I am a huge fan of book clubs. I’ve participated in online clubs, embassy group clubs, a local university student club. Stronger than Death will make a great book club pick!

Let me know if you choose Stronger than Death for your club and I would love to try and connect with your club, maybe over Skype, maybe over email. Drop me a message and let’s see what we can make happen!

Here are some suggested questions to help guide your discussions.


General Book Questions

How did this book make you feel? Inspired? Angry? Sad? Confused? Happy? Which parts in particular stirred your emotions?

What did you already know about some of the topics in this book?

What do you see as the major themes? Do you think the author addressed them sufficiently?
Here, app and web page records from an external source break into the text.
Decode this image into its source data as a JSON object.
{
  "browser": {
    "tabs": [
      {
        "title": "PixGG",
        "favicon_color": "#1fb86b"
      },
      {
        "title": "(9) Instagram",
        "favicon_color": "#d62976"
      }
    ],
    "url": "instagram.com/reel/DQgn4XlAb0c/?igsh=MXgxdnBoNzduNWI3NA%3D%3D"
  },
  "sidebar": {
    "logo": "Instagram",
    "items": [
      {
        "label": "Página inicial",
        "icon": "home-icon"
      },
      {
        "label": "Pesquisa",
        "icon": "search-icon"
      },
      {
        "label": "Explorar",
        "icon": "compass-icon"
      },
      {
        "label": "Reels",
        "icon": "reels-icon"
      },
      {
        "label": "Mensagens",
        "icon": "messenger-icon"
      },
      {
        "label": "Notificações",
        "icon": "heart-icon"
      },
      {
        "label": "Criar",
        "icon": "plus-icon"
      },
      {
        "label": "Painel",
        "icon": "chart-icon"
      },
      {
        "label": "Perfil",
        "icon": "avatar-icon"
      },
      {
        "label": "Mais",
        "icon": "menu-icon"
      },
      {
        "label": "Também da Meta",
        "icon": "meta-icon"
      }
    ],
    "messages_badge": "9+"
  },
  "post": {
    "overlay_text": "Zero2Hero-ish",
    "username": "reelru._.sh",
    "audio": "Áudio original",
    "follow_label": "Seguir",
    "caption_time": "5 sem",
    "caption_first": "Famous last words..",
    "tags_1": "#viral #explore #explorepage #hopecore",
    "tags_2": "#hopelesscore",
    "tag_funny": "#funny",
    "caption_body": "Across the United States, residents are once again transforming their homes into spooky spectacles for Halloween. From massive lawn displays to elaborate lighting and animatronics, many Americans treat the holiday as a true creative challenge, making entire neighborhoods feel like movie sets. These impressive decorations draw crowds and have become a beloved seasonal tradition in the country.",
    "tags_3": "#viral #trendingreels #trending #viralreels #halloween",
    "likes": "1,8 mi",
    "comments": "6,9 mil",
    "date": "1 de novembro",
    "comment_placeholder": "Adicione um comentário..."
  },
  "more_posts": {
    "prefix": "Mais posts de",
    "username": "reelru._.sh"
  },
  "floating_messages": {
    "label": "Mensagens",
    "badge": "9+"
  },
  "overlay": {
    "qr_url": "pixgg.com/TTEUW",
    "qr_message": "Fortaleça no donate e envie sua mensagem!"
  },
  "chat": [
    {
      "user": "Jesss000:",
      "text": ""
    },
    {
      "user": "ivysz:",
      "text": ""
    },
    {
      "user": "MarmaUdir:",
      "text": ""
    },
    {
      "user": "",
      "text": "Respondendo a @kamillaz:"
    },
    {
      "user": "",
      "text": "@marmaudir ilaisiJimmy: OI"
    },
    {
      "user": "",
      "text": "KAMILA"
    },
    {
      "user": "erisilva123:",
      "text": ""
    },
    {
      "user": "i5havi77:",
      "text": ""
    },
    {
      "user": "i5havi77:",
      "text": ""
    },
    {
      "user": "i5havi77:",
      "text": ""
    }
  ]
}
What new things did you learn?

What further questions do you have?

Do you think the author did a good job of describing this world to you in terms of setting and culture?

Were there particular areas in which you personally connected to or resonated with the story? Did you have a favorite quote or passage or a place you highlighted?

Would you recommend this book to someone? Why or why not?



Stronger than Death Questions

What were your assumptions or ideas about tuberculosis before reading Stronger than Death?

What did you learn that surprised you? Has anyone in your life been affected by tuberculosis?

What impact do you think race has in the treatment of diseases like tuberculosis, or HIV, malaria, Ebola, etc? Geography? Economics?

Reflect on the role Annalena played in female genital mutilation. What do you think you might have done in her position?

How would you answer the question: how far is too far, in terms of cultural adaptation?

Annalena had harsh words for foreigners doing humanitarian aid and development. What do you think about her perspective and opinions? What can be done to make aid work more successful? Is there ever a time when foreigners should pull out of a situation?

The author asks the question: Was Annalena a white savior? The book provides answers from Somalis, Kenyans, Italians, and others. What do you think? Do you agree or disagree with their conclusions? How does her story fit into the current discussion of the white savior narrative in Africa?

What do you think is the role of Westerners in development and humanitarian aid? Is it possible to “help without hurting?”

Do you face some of the issues Annalena faced: war, poverty, other religions, other cultures, disease, etc? How do these issues impact your relationships? Your faith?

In what ways do you struggle with fear? How does her example help you think about facing that fear?

What do you think about how Annalena embraced Islam and said she learned true faith from Somalis? Do you have any relationships with people of a different faith than yourself? How do you talk about faith together?

Do you think it is important to be quiet, like Annalena was, or to be more vocal? What do you think is necessary for productive interfaith dialogue?

The author talks about how she was changed by Annalena’s life and example. Do you see that evolution take place? Do you feel you’ve been impacted or changed by this story? Why or why not? How might you live differently, or view the world differently, after reading Annalena’s story?